The Journal of Clinical Pharmacology | 1996
Robert D. Colucci; Paul Glue; Beverley Holt; Christopher Banfield; Pascale Reidenberg; Jeffrey W. Meehan; Sudhakar M. Pai; Amin A. Nomeir; Josephine Lim; Chin-Chung Lin; Melton B. Affrime
To assess the possible interaction between lamotrigine and felbamate, a double‐blind, randomized, placebo‐controlled, two‐way crossover study was conducted in 21 healthy male volunteers. Volunteers were given lamotrigine (100 mg every 12 hours) and felbamate (1,200 mg every 12 hours) or matching placebo for 10 days during each period of the crossover. After morning administration on day 10, blood samples were obtained over 12 hours for measurement of lamotrigine. Felbamate increased the maximum concentration (Cmax) and and area under the concentration‐time curve from time 0 to 12 hours (AUC0–12) of lamotrigine by 13% and 14%, respectively, compared with placebo. The 90% confidence intervals of the log‐transformed pharmacokinetic parameters were within the 80–125% bioequivalence limits, however. Felbamate had no significant effect on the urinary excretion of lamotrigine (total), unconjugated lamotrigine, or the N‐glucuronide. One volunteer discontinued the study after developing a rash while taking lamotrigine and placebo. All other adverse events were primarily related to the central nervous system and gastrointestinal tract, with a higher incidence reported during coadministration of lamotrigine and felbamate than with placebo. Overall, felbamate appears to have no clinically relevant effects on the pharmacokinetics of lamotrigine.

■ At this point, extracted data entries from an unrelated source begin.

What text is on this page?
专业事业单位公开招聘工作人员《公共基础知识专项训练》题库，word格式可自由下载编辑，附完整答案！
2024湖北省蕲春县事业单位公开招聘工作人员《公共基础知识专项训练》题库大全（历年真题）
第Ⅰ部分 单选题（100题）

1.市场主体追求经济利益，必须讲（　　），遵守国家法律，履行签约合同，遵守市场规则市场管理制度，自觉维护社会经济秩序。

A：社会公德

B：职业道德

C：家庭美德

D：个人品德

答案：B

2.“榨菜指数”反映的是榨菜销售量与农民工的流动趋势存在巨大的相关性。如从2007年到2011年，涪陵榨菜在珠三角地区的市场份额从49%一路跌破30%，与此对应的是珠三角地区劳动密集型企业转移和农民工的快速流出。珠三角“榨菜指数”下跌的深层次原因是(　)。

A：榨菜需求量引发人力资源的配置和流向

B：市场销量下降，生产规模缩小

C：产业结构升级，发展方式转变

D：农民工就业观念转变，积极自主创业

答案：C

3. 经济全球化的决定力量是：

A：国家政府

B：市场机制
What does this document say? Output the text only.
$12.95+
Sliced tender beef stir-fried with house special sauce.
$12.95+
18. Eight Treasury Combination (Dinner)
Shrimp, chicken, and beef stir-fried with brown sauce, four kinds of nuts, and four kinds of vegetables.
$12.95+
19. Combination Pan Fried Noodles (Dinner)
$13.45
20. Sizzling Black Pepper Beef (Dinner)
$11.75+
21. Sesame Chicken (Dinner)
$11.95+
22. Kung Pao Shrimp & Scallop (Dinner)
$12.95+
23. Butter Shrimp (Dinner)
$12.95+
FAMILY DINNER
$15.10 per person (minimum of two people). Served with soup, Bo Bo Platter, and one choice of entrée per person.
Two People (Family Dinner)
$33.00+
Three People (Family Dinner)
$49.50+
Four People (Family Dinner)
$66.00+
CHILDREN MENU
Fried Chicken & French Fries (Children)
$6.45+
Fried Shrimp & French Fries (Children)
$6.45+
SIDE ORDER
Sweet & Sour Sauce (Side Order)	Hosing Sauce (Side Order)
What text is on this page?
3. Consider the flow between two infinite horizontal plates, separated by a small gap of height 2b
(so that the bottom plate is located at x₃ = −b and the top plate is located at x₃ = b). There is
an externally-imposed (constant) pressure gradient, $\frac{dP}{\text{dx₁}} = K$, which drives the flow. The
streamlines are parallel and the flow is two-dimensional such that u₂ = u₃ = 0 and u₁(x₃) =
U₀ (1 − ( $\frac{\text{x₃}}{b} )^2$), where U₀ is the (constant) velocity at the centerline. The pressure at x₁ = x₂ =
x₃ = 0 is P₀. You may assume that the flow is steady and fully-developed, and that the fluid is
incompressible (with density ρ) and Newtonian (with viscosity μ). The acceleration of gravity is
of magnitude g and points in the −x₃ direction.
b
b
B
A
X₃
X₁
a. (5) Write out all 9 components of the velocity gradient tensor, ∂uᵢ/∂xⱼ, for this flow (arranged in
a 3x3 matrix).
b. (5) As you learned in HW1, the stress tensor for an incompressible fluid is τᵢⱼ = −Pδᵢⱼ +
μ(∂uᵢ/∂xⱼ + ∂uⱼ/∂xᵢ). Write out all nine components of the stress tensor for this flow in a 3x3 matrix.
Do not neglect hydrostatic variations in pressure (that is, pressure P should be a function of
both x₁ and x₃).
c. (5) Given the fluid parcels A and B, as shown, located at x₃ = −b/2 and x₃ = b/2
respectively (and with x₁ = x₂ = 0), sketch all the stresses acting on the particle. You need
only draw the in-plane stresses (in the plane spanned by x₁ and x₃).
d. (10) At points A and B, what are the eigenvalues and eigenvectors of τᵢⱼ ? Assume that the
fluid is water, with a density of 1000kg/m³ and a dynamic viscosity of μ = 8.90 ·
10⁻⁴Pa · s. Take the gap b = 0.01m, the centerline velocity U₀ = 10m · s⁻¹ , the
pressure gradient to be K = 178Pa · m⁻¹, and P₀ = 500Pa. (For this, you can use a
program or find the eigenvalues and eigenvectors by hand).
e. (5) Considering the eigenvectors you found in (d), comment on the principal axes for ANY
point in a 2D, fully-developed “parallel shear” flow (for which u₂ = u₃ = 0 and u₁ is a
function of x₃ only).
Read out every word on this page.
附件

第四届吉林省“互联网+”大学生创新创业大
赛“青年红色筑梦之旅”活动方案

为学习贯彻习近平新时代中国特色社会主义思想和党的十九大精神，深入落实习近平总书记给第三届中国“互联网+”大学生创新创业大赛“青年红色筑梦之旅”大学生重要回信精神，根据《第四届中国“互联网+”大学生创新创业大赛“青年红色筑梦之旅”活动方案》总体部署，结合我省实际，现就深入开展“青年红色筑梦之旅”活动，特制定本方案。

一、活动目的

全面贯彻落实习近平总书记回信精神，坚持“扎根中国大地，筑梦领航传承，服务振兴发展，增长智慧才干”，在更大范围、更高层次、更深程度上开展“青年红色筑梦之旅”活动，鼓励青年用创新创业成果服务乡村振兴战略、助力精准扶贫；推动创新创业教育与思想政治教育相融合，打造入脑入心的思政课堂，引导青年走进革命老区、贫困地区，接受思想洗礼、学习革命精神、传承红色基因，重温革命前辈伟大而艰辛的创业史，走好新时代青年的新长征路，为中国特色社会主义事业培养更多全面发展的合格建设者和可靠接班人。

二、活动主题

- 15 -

Clinical Pharmacology & Therapeutics | 1995
Jacques A.R.J. Hulsman; Theo W. Rentmeester; Christopher Banfield; Pascale Reidenberg; Robert D. Colucci; Jeffrey W. Meehan; Elaine Radwanski; Parviz Mojaverian; Chin-Chung Lin; James Nezamis; Melton B. Affrime; Paul Glue
The effects of felbamate on the multiple dose pharmacokinetics of the monohydroxy and dihydroxy metabolites of oxcarbazepine were assessed in a placebo‐controlled, randomized, double‐blind crossover study in 18 healthy male volunteers. Oxcarbazepine, 1200 mg/day, was administered on an open basis in combination with double‐blind placebo or 2400 mg/day felbamate for two 10‐day treatment periods separated by a 14‐day washout period. Pharmacokinetic parameters of monohydroxyoxcarbazepine and dihydroxyoxcarbazepine were determined from plasma and urine samples obtained on the tenth day of each treatment period. Felbamate had no effect on monohydroxyoxcarbazepine plasma or urine pharmacokinetics compared with placebo, but it significantly increased values for dihydroxyoxcarbazepine maximum concentration and area under the curve from 0 to 12 hours, as well as urinary excretion of free and total dihydroxyoxcarbazepine. The mechanism that may account for the observations is the induction of oxidative metabolism of monohydroxyoxcarbazepine. Despite these changes, the relative amount of dihydroxyoxcarbazepine is small in comparison to monohydroxyoxcarbazepine, and antiepileptic activity is associated with monohydroxyoxcarbazepine rather than dihydroxyoxcarbazepine. Therefore we conclude that felbamate has no clinically relevant effects on the pharmacokinetics of oxcarbazepine in humans.